THE DEVIL’S GENTLEMAN

Privilege, Poison, and the Trial That Ushered in the Twentieth Century

by Harold Schechter

Pub Date: Oct. 23rd, 2007
ISBN: 978-0-345-47679-1
Publisher: Ballantine

A terrifically overwrought buildup eventually leads to the turn-of-the-century murder trial and eventual acquittal of New Jersey chemist Roland Burnham Molineux.
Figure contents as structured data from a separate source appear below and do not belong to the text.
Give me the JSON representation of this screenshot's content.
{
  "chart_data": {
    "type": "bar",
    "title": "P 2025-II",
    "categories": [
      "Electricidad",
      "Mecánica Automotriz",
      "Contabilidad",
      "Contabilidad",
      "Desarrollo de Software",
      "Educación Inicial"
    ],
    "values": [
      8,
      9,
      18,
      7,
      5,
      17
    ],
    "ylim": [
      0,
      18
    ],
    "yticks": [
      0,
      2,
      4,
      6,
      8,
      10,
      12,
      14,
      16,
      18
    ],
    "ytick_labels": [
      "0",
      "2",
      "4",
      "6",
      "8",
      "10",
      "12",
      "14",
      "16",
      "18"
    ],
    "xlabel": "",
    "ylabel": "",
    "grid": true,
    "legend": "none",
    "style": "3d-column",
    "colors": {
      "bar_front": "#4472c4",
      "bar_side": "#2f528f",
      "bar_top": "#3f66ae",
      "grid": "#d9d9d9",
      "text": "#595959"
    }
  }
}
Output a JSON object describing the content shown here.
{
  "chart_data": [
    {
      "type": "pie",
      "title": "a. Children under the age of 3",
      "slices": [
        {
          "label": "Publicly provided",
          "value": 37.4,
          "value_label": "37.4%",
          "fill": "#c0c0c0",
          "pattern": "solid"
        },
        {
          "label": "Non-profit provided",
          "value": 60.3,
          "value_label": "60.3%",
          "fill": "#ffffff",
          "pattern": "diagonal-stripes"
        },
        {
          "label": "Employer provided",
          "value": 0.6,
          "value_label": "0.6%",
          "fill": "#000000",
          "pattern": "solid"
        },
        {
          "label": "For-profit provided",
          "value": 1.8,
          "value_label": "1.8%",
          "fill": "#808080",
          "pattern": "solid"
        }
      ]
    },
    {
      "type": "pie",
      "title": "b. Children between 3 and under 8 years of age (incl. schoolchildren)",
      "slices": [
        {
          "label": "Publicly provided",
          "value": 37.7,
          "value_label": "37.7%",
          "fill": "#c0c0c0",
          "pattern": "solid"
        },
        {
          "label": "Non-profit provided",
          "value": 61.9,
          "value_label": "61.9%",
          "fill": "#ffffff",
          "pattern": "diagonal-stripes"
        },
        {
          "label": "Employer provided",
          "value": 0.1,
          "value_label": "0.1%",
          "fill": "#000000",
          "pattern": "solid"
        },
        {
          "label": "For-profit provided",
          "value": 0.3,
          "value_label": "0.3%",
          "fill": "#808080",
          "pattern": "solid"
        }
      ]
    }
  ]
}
Schechter (English/Queens College; The Tell-Tale Corpse, 2006, etc.) delights in setting the scene for this sensational American crime story, avidly and vulgarly publicized by the era’s yellow journalists. Molineux, profligate middle son of beloved Civil War hero General Edward Leslie Molineux, became superintendent and chief chemist in his father’s paint factory in Newark. Good-looking and athletic, Roland was a distinguished gymnast and insinuated himself as an officer at the gentlemanly Knickerbocker Athletic Club. There he ran afoul of club director Harry Cornish. Schechter suggests possible latent homosexual hostility between the two, a thesis supported by Molineux’s evident issues with impotency. He wanted to marry a young upstart singer, Blanche Chesebrough, but she preferred his more virile friend from the club, Henry Barnet. In a grisly turn of events, both Barnet and Cornish were poisoned in late 1898. Barnet died after taking a supposed hangover remedy mailed to him anonymously; Cornish escaped with his life after drinking from a bottle labeled Bromo-Seltzer, also sent by an unknown hand, that killed the cousin he boarded with. Clues gradually began to point to Molineux. The author excitedly notes the lurid coverage of lowbrow newspapers like Joseph Pulitzer’s New York World and William Randolph Hearst’s Examiner as a key factor in spreading mass hysteria about the case, which underscored America’s obsession with moral breakdown, sex and the vulnerability of the human body. Schechter describes such new crime-solving techniques as fingerprinting and forensics, and he takes a harrowing look inside Sing Sing’s Death House. Though he rehashes the evidence rather repetitively, crime buffs will relish the extra details.

Skillfully captures a colorful mishmash of New York characters caught up in a moment of extreme public anxiety.